Within the broader context, Cepsa, on behalf of its joint investors including the Abu Dhabi sovereign fund Mubadala and the Carlyle Group, noted that taxes paid in Spain through September reached 3.358 billion euros, of which the company directly accounted for 2.046 billion and the remainder supported public revenue. This tax contribution underscores the company’s role within the domestic economy while it advances long-term energy programs.

Quarterly improvement

Despite recurring losses earlier in the year, a notable improvement emerged in the third quarter. After posting a 393 million euro loss in the first half, the company reported a 278 million euro quarterly profit in July through September, signaling a positive shift driven by stronger pricing and higher margins in oil production and refining. The momentum suggests a narrowing gap versus the prior year as market conditions stabilize and refining operations benefit from favorable fundamentals.

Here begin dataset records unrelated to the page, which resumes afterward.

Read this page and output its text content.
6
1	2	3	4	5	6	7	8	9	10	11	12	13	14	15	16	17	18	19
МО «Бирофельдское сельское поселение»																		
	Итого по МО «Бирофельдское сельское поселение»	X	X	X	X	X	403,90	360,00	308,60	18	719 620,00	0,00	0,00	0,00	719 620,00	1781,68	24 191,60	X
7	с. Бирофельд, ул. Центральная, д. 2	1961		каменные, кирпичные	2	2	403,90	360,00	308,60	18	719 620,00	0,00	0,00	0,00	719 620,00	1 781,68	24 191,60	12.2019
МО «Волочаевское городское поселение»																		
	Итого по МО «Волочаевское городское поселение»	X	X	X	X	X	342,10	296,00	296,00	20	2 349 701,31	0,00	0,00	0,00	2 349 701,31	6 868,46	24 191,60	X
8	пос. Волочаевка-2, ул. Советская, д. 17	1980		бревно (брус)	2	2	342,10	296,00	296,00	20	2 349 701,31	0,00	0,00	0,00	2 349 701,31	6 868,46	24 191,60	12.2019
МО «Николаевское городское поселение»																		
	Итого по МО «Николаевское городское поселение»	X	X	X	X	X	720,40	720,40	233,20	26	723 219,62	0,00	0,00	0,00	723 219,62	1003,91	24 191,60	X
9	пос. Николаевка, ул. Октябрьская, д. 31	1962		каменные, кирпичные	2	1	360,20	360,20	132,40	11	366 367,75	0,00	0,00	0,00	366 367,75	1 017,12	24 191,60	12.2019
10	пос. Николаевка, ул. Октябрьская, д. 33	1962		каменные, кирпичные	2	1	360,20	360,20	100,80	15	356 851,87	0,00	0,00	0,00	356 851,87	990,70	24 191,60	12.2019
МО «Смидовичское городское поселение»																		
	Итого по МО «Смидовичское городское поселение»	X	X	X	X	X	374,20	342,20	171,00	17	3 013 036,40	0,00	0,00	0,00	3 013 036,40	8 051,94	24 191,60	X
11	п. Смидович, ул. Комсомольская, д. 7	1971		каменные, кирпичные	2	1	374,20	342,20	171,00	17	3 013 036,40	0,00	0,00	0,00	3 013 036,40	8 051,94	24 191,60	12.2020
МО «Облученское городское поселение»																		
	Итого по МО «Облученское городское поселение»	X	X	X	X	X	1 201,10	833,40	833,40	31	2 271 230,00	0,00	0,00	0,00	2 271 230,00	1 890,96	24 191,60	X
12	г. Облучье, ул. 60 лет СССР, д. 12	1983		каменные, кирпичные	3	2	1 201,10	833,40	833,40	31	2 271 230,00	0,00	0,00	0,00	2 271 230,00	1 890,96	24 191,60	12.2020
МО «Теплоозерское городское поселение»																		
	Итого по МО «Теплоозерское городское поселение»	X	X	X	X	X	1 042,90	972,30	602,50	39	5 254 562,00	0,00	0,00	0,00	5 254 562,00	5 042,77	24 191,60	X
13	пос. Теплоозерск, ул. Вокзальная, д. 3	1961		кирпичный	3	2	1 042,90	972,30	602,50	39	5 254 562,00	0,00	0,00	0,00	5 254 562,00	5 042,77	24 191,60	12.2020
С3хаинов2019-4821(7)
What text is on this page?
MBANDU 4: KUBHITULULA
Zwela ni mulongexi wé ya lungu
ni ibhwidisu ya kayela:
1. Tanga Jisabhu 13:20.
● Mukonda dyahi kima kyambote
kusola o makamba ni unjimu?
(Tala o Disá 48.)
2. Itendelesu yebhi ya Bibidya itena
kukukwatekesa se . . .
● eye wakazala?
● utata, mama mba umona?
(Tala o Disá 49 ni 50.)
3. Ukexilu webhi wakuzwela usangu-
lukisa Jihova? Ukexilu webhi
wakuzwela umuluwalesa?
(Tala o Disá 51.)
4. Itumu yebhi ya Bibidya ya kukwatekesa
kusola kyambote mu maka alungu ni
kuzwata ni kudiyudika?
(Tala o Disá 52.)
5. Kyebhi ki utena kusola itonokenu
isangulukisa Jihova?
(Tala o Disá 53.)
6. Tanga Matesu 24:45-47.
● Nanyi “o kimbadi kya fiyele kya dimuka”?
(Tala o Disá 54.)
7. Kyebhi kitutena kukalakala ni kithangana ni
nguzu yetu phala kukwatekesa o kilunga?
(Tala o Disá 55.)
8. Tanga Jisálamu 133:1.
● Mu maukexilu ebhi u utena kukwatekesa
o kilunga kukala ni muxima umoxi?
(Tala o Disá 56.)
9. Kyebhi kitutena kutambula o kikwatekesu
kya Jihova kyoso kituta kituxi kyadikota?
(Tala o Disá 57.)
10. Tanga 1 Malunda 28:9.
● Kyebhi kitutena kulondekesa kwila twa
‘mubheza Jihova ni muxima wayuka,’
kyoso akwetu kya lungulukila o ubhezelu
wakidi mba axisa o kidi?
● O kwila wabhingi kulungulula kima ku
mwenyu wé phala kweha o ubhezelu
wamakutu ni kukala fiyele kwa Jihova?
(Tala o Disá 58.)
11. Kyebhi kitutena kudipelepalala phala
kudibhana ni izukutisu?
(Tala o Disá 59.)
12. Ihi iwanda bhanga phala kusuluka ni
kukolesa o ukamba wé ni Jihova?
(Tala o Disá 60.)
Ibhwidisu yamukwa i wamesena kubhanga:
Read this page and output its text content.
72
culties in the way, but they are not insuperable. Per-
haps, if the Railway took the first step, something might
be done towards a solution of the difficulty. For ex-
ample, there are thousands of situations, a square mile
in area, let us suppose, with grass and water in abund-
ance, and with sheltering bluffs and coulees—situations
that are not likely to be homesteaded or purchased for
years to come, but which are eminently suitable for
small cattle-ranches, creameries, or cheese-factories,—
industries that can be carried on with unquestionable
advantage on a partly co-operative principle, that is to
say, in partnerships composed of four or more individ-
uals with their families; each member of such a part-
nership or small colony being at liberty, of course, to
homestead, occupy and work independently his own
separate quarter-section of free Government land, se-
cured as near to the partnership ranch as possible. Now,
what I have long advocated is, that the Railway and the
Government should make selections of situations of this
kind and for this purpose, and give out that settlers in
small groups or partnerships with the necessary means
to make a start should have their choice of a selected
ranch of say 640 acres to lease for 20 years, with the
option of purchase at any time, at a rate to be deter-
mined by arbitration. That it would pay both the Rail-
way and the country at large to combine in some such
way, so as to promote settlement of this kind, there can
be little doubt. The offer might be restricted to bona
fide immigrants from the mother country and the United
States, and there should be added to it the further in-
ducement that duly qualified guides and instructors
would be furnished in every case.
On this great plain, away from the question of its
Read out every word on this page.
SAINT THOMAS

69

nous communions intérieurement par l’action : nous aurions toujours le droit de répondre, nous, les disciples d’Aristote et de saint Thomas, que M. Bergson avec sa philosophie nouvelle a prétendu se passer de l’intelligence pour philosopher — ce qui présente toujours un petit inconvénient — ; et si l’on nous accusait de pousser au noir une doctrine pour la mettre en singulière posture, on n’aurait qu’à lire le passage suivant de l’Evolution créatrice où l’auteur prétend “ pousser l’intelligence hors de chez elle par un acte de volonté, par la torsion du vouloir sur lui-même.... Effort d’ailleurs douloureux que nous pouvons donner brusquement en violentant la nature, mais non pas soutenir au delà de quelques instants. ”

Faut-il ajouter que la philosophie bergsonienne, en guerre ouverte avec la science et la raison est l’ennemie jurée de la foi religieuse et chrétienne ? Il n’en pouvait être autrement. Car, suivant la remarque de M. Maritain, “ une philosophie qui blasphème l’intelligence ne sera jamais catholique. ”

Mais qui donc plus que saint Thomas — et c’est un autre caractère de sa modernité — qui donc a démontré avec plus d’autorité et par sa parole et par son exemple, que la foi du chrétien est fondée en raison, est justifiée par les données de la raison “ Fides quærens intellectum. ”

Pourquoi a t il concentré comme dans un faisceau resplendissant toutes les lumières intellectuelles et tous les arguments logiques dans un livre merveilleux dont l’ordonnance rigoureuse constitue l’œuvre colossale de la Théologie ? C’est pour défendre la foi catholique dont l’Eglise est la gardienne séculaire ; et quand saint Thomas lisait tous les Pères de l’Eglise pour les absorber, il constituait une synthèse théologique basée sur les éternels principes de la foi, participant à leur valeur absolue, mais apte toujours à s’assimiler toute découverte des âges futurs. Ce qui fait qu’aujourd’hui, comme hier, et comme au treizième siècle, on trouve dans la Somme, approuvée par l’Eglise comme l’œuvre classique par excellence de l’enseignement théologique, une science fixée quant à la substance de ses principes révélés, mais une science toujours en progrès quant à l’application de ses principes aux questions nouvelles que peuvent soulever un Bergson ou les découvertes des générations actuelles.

Adjusted net profit, which excludes the impact of extraordinary items and measures performance by core segments, reached 252 million euros for the January-to-September period following the asset disposals in Abu Dhabi. This figure marks a substantial decline from 534 million euros in the prior year period, reflecting lower volumes and the timing effects of asset transactions. The adjusted gross operating result remained meaningful, reflecting ongoing operating efficiency despite softer production volumes through September due to strategic asset management in the Middle East.